The Government have banned the sale of rare jewels, worth £150,000, originally given as a gift from George IV (as Prince Regent) to a lady-in-waiting.

The bar on the sale of the jewels outside of the UK is a temporary one which is said to be in place due to the historical significance of the jewels. The suite of jewels comprises a necklace with pendant cross, a pair of bracelets and a brooch all of which have open-backed settings. They were commissioned by the Prince from the pre-eminent jeweller of the age.

In 1816 the jewels were given by the then Prince Regent, George IV, to one of the Cotes sisters – ladies-in-waiting – to wear to the wedding of his daughter, Princess Charlotte.

A handwritten letter from Princess Elizabeth, sister of the Prince Regent, said:

My dear Miss Coats,

I write in great hast by command of the Prince Regent to beg you to accept the set of Chrysolites which I send with this Note.

He hopes you will wear it at the Wedding [2 May, 1816] as a proof of his regard.

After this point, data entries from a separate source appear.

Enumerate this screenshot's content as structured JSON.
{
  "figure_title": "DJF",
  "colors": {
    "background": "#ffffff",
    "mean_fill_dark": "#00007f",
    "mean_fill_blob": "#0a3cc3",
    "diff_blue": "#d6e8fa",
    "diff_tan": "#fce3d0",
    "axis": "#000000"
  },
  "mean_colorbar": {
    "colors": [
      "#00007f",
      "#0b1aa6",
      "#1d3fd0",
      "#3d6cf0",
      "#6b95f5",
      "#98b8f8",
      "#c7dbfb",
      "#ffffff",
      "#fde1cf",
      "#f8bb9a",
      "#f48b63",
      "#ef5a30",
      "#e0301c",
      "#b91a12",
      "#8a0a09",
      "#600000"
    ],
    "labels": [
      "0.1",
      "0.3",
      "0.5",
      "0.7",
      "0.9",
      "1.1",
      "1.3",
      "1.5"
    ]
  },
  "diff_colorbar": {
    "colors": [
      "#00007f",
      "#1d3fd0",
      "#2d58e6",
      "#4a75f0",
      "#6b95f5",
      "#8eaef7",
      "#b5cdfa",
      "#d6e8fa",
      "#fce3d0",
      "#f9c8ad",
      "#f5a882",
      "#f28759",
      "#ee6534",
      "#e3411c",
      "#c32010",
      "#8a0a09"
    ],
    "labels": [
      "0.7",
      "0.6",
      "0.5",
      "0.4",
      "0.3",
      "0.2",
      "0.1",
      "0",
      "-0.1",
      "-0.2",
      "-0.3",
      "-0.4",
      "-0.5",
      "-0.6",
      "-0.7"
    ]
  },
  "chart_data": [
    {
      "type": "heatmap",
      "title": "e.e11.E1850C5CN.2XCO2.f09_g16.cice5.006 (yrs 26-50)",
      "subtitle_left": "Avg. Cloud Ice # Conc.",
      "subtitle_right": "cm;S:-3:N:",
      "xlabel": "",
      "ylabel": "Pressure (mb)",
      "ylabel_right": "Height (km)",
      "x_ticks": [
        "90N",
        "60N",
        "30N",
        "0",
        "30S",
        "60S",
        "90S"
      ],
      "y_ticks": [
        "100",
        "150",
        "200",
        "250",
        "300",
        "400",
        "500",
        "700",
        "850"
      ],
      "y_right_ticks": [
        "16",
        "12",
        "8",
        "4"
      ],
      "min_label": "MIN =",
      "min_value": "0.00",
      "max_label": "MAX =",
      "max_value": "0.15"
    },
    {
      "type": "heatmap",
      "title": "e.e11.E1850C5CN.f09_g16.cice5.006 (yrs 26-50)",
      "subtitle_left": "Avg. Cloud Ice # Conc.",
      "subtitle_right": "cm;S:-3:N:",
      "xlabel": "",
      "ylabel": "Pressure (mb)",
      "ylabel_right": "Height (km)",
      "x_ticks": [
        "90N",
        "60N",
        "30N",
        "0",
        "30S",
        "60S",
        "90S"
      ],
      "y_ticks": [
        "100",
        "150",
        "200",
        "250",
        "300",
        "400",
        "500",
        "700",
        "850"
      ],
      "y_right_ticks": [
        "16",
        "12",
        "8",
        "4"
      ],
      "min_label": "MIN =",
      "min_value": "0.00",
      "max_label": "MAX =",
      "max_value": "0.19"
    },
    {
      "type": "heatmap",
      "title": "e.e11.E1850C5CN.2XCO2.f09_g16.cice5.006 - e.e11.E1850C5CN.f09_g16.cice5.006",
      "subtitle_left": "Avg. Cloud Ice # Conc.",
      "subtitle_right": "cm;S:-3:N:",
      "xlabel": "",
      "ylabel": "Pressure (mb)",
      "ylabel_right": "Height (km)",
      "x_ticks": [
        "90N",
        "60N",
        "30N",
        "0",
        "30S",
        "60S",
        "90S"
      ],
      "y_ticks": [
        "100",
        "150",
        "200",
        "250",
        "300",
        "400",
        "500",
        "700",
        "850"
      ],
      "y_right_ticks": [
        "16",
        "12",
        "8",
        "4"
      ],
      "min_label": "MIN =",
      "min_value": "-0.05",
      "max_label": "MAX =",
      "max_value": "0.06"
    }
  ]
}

I fear I have not said half enough to Your Sister but they are all talking to loudly I scarcely know what I am saying.

Yours sincerely


April 30th, 1816

The legal bar on the external sale was implemented by Culture Minister Ed Vaizey. The bar will be in place until 1st July, though can be extended to 1st October if a buyer is raising funds. A spokesman said that offers lower than the ‘marked price’ of £150,000 ($232,770) may be considered.